Blood is spilled far from boardrooms. Grief does not reach penthouses. And when the soldiers return, wounded in body or soul, the system claims there is no money left to heal them.
This is not new. This is old. Older than empires.
The Self-Appointed Stewards of the World
The modern elite often speak of themselves as guardians of progress, saviors of the planet, visionaries guiding humanity forward. Yet their stewardship resembles ownership more than care. Human beings become resources. Communities become markets. The Earth becomes a balance sheet.
When they speak of “innovation,” they often mean efficiency of extraction. When they speak of “disruption,” they mean rearranging power while preserving hierarchy. The game continues, polished and rebranded, but fundamentally unchanged.
They play among themselves, moving pieces across the global board, while the rest of humanity circulates endlessly, working, consuming, surviving, rarely invited in to question the rules.

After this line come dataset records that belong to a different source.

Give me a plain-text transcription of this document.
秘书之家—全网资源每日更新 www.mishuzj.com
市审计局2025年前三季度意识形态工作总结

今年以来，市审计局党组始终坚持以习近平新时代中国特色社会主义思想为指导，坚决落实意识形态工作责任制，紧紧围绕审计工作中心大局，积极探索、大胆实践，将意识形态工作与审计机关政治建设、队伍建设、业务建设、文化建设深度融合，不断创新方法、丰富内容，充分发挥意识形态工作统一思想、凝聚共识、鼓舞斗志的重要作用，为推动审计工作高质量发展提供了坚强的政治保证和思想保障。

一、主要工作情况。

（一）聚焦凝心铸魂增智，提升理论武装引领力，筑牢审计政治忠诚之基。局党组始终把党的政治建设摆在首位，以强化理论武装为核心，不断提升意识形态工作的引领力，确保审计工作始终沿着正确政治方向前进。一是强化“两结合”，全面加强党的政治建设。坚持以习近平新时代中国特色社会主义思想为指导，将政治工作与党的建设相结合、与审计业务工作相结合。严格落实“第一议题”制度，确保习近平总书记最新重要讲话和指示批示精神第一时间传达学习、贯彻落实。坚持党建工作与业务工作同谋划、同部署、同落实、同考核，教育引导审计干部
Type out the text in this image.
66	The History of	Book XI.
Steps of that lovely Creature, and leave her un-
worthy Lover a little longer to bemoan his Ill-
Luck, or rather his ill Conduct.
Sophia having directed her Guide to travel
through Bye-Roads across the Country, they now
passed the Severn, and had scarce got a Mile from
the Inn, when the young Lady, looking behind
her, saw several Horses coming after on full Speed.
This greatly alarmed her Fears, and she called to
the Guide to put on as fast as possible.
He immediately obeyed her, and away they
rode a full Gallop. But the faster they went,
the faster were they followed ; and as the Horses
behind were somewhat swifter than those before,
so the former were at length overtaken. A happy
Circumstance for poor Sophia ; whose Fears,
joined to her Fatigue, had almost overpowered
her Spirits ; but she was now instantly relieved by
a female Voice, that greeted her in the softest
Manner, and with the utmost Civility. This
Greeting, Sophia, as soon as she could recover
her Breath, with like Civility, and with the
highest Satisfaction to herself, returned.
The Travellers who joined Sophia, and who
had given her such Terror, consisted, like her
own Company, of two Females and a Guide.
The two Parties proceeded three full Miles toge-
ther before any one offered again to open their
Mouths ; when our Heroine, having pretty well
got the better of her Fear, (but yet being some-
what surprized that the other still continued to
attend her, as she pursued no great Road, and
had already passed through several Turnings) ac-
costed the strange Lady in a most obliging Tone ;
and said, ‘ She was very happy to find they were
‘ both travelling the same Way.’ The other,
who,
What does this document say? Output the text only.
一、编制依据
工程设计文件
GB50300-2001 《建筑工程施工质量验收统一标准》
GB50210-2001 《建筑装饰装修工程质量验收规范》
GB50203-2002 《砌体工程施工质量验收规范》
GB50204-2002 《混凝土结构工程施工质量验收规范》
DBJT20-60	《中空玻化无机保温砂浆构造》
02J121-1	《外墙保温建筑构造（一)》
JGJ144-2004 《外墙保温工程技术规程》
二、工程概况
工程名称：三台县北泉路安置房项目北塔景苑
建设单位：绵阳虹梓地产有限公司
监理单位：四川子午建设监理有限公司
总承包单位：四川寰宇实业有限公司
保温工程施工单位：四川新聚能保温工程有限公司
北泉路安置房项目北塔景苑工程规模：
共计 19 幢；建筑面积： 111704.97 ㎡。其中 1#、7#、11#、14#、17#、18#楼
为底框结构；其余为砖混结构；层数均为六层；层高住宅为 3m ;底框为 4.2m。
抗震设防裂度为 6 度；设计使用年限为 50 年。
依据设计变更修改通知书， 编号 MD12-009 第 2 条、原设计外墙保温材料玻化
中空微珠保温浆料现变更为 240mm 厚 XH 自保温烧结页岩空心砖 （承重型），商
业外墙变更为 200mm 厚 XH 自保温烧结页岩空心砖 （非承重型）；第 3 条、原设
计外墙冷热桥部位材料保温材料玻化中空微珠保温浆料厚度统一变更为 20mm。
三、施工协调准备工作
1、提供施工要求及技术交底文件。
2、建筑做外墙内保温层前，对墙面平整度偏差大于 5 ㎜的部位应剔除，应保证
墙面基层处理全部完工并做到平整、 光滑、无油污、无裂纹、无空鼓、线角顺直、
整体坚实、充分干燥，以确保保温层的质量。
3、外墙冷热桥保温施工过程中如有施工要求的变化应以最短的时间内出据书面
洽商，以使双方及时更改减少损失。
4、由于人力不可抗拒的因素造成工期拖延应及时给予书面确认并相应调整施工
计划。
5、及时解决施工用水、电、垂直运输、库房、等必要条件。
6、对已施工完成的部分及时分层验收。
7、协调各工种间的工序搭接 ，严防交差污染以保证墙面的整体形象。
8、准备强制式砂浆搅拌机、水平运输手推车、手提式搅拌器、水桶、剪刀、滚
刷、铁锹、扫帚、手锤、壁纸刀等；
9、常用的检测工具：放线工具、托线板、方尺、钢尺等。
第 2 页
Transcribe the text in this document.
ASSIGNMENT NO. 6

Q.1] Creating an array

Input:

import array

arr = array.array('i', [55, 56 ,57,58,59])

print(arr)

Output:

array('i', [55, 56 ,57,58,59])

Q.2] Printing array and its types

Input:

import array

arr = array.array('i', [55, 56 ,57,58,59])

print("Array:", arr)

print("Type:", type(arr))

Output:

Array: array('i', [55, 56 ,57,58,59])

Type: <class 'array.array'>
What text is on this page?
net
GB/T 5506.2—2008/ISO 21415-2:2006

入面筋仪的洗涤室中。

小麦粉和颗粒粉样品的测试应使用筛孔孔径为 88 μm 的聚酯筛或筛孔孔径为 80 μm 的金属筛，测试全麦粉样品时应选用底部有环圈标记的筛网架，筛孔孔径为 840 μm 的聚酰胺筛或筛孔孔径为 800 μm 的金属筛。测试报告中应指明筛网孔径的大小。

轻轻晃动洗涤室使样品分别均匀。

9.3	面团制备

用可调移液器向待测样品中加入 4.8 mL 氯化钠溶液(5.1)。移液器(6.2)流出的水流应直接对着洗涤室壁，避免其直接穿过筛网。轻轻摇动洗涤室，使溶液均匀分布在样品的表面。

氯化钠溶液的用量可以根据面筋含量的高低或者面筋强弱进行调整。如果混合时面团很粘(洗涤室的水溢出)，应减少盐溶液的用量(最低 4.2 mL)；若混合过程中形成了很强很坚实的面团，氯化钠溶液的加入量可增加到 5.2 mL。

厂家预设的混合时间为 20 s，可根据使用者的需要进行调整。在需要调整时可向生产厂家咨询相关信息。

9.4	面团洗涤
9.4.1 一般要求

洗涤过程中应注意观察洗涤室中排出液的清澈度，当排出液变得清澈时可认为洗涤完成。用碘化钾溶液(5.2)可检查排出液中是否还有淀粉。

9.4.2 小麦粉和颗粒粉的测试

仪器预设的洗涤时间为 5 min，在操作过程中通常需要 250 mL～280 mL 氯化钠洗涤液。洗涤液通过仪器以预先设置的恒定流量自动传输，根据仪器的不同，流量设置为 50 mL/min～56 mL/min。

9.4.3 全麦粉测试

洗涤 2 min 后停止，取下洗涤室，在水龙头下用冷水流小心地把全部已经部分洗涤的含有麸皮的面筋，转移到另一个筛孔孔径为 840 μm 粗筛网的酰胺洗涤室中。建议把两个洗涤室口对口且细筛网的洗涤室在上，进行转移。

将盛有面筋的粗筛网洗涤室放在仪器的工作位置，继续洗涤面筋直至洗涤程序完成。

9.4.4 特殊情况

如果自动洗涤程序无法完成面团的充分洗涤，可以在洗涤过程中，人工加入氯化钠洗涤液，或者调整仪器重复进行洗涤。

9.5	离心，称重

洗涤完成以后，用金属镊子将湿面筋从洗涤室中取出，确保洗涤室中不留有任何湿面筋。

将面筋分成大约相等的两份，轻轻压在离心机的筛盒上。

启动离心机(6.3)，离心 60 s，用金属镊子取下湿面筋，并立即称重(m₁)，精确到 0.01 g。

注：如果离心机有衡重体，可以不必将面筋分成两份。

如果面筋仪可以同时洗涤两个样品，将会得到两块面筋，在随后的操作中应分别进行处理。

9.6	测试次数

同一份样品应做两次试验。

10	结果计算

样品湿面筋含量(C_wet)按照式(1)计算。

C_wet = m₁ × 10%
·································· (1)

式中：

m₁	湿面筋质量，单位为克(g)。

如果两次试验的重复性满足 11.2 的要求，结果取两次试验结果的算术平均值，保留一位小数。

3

A Prayer Disguised as a Conclusion
Perhaps this is how the world has always been. Hierarchy is ancient. Exploitation has deep roots; even sacred texts whisper of gold left outside tents, offerings demanded, obedience required.
The forms change. The pattern remains. And so we bow, not in worship, but in weary acknowledgment. Thank you, powerful ones, for leaving us fragments and tiny morsels of nourishment. Thank you for debts that never end, for wages that never catch up, for systems that demand faith but offer little mercy.
Thank you for allowing us to live, to breathe, to struggle, at least for now. And forgive us, if you can, for the greatest transgression of all: For daring to remember that the Earth was never meant to belong to a few. For whispering the heretical idea that wealth, like spirit, should circulate. For speaking the forbidden prayer: JUSTICE!
Oh gods, with a little g, thank you for all the suffering and vicious challenges that you have given me, for they have sparked my awakening, as I have sought refuge in the temple of the Almighty, and share my spirit with the one True God daily.